By default, that image is part of my "photostream" and that is the default sequence that it is part of, with the forward and back navigation moving forward and backwards through the images based on the data/time of the upload.

But I can also put that image in albums, and on that image page, you can see the two albums that it is in:


In this case, the image is in two albums: one that contains other illustrations from the same book, and another that contains other illustrations of the same fable.

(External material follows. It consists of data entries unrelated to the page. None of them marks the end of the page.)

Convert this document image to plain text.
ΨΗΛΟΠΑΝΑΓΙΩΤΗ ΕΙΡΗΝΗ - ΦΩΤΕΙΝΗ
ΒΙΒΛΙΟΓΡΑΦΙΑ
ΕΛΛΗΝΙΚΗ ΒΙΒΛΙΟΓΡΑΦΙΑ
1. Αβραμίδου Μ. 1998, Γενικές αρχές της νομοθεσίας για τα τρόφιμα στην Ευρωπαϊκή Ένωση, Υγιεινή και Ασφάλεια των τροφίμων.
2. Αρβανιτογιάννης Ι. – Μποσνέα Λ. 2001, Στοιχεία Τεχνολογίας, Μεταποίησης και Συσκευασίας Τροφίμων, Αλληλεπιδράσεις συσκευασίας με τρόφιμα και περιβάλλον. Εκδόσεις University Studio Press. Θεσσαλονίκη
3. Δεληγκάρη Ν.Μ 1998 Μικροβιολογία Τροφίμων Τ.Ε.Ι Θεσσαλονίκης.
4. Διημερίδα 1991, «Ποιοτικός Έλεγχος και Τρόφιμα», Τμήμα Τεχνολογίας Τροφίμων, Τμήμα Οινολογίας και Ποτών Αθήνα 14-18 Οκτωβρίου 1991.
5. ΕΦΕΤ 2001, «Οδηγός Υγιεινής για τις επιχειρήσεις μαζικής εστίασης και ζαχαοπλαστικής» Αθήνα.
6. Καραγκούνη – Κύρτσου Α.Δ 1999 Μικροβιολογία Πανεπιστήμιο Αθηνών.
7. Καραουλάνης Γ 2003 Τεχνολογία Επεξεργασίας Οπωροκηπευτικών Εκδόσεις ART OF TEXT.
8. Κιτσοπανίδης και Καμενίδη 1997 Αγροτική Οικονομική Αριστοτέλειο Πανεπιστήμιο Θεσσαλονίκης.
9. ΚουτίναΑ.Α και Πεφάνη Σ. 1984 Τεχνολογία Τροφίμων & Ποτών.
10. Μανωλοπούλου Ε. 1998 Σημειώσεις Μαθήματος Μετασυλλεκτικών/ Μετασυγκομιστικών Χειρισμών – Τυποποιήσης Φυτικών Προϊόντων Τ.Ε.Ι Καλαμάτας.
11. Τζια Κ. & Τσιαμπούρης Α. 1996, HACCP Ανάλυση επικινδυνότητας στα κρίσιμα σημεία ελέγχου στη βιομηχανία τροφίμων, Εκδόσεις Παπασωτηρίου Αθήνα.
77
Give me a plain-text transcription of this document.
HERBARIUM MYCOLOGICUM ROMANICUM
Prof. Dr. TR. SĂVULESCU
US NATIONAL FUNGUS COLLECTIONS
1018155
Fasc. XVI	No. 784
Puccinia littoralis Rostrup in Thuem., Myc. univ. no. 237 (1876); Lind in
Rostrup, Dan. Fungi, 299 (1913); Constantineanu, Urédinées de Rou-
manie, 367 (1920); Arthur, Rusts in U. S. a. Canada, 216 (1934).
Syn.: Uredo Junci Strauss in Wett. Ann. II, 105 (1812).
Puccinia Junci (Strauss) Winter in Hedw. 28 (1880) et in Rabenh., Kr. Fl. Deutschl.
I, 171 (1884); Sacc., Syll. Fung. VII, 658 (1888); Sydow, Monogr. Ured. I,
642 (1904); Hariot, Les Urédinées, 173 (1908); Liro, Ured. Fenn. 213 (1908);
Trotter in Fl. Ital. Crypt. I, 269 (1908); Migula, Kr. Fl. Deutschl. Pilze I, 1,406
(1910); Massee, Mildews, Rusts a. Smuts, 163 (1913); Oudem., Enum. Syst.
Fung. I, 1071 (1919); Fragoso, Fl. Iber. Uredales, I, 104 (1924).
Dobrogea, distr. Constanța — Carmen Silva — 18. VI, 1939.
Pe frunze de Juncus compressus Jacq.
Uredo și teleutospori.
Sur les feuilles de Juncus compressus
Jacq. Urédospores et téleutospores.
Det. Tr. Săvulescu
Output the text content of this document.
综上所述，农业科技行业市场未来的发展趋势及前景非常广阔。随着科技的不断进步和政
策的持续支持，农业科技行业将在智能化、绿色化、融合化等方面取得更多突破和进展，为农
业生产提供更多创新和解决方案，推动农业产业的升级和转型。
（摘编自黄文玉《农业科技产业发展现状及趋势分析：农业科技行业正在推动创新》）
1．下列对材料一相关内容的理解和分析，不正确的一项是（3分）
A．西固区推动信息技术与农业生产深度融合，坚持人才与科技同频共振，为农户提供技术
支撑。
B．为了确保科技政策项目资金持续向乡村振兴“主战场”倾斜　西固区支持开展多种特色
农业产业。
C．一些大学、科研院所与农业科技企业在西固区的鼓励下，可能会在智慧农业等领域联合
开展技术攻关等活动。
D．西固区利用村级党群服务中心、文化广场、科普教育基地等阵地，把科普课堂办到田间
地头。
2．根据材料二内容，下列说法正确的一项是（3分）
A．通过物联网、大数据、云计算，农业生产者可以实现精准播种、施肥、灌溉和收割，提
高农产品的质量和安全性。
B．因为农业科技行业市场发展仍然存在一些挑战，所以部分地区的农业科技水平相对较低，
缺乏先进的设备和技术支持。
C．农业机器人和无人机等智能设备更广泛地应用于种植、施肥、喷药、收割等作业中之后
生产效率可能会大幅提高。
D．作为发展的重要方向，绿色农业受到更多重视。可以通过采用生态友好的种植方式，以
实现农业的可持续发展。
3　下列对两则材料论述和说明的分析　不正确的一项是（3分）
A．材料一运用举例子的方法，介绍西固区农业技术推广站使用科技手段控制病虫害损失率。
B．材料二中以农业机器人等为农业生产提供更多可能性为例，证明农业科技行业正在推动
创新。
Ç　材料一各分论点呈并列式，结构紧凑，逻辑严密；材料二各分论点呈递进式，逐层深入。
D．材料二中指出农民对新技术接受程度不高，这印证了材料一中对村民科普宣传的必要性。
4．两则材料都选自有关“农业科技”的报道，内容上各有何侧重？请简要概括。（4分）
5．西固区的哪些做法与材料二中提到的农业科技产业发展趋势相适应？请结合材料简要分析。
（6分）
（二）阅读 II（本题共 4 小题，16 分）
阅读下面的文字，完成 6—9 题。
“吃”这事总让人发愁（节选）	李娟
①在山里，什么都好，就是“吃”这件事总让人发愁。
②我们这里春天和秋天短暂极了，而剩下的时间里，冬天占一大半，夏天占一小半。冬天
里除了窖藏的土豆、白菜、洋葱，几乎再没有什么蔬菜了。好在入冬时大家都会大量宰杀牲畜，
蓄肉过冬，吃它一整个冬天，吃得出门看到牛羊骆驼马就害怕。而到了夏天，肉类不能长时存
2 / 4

URL for that image in the album for a specific book:
https://www.flickr.com/photos/38299630@N05/3679416973/in/album-72157684356607455/

URL for that image in the album for a specific fable:
https://www.flickr.com/photos/38299630@N05/3679416973/in/album-72157620692760527/

Each of those albums has their own navigation sequence, with backward and forward arrows for the user, and I control that sequencing at the album level.

Music playlists and video playlists work the same way: the idea is that users organize content for various purposes in various ways, re-using the same content in new ways based on specific goals and needs.

People are definitely used to the idea of music and video playlists and image albums; I think the time has come for us to start thinking about text-based content in terms of playlists too!

Which way will HAX go?

My guess is that the Outline mode is going to be a useful tool for small sites as people get started, but eventually HAX will need to support sites with hundreds of pages. Will it support sites with thousands of pages? I don't know if the flat-file approach will work for that or not.

So, if/when HAX moves towards supporting sites with several hundred pages, there will need to be something beyond the current Outline mode for organizing the site content.

And in that case, I would like to put in my pitch for a "playlist/album" approach so that HAX content  text pages or images or videos or audio files  could be used and re-used for playlists/albums. I don't know if that is practical or not, but it is the type of content management and navigation that I sure would like to see.

If that sort of things is simply not possible with HAX technology, then that is also good to know, and I will be curious what new approaches to content organization and sequencing we will see in HAX as it evolves.